Tatiana, whose film is portrayed through the eyes of three young girls, speaks to this also, explaining that she wanted to “…see the world through the eyes of a child—try to understand how that gaze is transformed and eroded when we begin to grow up.” She helps to achieve this effect by placing the hand-held camera at the girls’ eye level—her camerawork the equivalent of my novel’s POV. “Childhood is an ‘island’ where magic resides, and where dark, foreboding echoes of violence lurk,” she says. “Magic begins to evaporate into reality as the border between childhood and adulthood is blurred, and the characters become more exposed and alone. This is a story that invokes the resistance of children and honest gaze in the face of a violent reality.”

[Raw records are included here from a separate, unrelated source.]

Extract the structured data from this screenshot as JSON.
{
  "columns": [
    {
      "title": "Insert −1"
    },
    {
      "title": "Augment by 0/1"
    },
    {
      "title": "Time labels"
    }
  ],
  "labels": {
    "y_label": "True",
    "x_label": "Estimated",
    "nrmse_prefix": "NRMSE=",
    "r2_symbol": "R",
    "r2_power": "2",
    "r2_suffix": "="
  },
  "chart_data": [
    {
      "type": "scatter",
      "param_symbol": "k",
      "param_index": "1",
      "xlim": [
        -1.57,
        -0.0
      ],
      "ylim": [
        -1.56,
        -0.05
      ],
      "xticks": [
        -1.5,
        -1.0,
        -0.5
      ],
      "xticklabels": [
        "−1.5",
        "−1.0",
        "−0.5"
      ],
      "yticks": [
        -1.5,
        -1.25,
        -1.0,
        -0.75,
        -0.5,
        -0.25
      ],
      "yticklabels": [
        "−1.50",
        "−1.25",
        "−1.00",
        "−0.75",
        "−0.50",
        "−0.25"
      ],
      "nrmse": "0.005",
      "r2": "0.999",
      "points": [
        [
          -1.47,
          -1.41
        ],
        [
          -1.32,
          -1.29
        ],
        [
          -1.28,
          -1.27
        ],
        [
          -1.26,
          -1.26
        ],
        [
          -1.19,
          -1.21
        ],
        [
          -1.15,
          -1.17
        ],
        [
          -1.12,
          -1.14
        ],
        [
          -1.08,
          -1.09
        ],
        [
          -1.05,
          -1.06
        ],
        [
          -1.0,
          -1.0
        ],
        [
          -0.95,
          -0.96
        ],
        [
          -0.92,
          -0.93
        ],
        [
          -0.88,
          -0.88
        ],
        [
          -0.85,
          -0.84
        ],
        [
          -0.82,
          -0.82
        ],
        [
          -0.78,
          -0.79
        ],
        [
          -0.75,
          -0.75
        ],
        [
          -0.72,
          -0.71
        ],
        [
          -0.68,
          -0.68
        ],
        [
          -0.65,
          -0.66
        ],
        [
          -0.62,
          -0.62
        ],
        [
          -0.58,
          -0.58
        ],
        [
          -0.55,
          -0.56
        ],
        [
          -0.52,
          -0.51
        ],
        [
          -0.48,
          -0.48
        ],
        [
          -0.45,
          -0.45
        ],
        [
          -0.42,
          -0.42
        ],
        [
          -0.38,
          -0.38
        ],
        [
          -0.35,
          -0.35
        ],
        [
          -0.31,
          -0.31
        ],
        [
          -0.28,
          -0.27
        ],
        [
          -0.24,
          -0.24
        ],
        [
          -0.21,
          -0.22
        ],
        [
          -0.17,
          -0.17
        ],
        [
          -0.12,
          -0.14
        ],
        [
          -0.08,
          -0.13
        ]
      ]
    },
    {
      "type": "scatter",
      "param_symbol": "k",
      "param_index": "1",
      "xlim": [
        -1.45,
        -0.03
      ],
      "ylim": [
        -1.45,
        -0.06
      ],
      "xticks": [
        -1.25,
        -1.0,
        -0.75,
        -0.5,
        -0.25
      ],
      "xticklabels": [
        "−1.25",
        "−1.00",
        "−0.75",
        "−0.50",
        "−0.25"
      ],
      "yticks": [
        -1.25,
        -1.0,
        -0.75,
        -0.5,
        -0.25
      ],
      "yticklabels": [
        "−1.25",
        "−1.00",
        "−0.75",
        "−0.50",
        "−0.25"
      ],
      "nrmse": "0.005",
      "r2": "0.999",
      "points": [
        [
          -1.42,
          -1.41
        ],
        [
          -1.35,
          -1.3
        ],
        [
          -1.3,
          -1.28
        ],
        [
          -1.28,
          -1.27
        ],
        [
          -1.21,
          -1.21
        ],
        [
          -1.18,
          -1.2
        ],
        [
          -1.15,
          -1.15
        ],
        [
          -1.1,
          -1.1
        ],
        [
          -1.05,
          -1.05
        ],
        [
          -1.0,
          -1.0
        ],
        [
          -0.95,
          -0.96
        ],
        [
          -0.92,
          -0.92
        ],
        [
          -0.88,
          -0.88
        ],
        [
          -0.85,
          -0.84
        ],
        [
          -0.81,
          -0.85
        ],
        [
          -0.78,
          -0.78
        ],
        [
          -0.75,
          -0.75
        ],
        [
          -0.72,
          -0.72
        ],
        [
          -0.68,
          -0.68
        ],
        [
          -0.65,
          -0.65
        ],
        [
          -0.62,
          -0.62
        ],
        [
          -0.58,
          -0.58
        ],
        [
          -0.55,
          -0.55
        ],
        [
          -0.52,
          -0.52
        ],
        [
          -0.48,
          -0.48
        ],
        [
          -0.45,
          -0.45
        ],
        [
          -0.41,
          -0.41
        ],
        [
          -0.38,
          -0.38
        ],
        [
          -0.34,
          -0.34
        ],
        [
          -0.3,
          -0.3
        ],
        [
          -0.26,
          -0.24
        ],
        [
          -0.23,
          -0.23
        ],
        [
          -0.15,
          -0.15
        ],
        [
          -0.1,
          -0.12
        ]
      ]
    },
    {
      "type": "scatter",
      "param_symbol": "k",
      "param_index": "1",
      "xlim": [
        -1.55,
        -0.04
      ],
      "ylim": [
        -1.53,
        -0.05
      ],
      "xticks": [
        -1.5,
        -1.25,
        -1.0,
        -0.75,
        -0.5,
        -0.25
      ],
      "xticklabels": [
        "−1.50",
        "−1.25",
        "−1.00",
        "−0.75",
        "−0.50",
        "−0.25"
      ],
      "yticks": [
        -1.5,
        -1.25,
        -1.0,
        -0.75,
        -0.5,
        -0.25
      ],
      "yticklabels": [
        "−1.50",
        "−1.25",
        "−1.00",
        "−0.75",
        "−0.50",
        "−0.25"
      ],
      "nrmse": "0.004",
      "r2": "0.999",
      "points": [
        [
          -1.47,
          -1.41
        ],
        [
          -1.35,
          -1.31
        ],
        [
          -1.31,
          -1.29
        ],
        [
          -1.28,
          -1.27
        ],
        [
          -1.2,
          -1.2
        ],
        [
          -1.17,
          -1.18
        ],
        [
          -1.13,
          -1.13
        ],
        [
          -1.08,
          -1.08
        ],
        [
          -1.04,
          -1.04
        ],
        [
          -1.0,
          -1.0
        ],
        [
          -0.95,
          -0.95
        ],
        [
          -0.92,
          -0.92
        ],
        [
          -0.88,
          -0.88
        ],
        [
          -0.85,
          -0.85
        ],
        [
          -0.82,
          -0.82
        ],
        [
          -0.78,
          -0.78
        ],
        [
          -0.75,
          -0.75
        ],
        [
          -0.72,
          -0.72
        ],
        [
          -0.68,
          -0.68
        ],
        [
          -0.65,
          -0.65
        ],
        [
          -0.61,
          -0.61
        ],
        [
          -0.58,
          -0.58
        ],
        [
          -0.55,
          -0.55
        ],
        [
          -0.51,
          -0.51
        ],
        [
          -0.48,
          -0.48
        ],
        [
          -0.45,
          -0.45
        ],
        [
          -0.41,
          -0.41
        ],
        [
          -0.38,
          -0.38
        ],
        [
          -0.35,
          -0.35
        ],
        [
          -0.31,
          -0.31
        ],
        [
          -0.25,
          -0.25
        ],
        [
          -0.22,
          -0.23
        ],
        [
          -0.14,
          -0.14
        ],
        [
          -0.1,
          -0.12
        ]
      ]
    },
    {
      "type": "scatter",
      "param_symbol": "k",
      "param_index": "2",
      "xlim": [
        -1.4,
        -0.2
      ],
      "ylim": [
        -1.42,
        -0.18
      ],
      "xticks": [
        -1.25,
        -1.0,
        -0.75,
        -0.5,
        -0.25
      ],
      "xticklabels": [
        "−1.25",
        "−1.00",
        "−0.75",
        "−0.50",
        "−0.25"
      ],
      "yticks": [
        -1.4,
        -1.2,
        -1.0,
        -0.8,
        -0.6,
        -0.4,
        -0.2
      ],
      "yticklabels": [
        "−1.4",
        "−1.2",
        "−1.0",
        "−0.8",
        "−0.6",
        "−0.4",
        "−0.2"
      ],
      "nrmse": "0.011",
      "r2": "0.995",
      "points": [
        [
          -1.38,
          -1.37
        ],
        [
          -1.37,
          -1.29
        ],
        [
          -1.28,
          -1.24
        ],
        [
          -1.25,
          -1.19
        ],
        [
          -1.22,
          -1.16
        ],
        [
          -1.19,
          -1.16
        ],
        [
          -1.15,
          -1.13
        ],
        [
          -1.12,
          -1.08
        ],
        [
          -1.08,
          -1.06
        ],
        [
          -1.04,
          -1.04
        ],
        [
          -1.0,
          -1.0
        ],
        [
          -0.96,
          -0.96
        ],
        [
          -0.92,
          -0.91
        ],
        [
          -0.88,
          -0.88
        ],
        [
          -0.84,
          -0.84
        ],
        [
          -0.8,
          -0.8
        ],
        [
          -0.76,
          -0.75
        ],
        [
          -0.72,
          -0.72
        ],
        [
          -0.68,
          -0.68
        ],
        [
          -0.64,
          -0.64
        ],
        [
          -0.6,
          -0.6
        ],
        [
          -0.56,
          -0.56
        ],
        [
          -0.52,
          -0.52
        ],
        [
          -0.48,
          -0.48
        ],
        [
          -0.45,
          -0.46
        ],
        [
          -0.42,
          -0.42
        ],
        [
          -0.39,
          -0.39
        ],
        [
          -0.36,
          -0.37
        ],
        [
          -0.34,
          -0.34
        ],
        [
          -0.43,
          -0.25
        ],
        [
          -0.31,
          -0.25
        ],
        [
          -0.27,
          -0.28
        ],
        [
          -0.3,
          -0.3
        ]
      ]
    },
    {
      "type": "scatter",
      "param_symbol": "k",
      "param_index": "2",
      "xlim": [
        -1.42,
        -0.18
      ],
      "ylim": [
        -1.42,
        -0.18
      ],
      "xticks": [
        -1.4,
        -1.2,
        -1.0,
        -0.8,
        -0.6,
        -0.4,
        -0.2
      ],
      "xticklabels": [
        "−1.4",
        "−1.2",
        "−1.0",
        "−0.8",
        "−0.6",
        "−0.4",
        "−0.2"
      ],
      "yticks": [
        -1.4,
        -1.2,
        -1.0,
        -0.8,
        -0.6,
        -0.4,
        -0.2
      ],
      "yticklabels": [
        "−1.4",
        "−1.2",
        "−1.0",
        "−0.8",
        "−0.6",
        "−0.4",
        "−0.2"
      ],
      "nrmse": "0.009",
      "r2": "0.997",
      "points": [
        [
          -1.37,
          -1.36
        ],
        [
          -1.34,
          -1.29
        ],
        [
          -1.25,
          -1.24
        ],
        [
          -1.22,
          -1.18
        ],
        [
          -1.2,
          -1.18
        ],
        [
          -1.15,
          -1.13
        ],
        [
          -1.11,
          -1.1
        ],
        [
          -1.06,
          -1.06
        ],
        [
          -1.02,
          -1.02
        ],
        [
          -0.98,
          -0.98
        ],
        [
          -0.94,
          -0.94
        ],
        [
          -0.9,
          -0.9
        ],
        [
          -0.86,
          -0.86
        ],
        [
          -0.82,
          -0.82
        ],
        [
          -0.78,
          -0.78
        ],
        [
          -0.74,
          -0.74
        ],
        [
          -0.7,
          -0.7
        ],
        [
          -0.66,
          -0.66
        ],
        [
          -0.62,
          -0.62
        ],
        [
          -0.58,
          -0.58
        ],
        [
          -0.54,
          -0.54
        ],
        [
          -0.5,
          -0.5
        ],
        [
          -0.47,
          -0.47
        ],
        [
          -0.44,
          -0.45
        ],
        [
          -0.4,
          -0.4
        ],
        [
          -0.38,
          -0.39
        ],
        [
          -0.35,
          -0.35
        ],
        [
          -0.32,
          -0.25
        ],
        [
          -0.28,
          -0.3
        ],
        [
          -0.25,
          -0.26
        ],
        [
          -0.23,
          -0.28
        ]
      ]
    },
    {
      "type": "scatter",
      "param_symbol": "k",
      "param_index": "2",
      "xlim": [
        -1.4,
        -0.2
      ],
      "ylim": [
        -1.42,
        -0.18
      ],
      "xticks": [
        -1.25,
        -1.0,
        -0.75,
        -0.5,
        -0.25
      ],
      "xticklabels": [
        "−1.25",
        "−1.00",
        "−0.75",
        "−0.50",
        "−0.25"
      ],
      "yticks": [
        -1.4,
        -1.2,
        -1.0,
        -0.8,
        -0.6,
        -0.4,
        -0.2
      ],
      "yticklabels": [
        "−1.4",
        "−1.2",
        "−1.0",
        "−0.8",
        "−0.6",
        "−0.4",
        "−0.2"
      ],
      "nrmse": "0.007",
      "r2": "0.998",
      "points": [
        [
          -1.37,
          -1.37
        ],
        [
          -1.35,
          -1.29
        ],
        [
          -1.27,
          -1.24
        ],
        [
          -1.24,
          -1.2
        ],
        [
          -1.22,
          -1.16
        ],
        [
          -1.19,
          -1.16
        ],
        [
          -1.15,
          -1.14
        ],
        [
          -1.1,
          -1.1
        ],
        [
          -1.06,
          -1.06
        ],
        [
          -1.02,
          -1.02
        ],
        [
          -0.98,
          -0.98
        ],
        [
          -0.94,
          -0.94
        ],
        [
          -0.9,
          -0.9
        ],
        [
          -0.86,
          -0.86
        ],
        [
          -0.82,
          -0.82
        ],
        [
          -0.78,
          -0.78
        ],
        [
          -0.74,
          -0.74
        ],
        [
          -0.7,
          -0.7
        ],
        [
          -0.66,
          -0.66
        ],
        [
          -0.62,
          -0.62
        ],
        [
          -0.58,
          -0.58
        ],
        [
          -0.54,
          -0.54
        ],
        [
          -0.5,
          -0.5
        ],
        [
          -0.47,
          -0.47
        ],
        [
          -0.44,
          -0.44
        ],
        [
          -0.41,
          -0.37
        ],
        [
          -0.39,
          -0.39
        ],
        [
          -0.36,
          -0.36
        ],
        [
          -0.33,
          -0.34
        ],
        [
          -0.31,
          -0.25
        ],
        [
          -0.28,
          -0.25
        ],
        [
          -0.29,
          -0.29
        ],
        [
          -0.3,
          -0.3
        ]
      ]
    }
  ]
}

In my book and Tatiana Huezo’s film, we’ve both tried through our art to dignify the lives of those whose dignity has been stolen. While neither of us believe our work will change the culture of violence in Mexico, we do believe our approach can awaken, give hope, and build knowledge.
And yet, while girls are trafficked every day, we know art is not enough.
Jennifer Clement’s Prayers for the Stolen is published by Hogarth Press.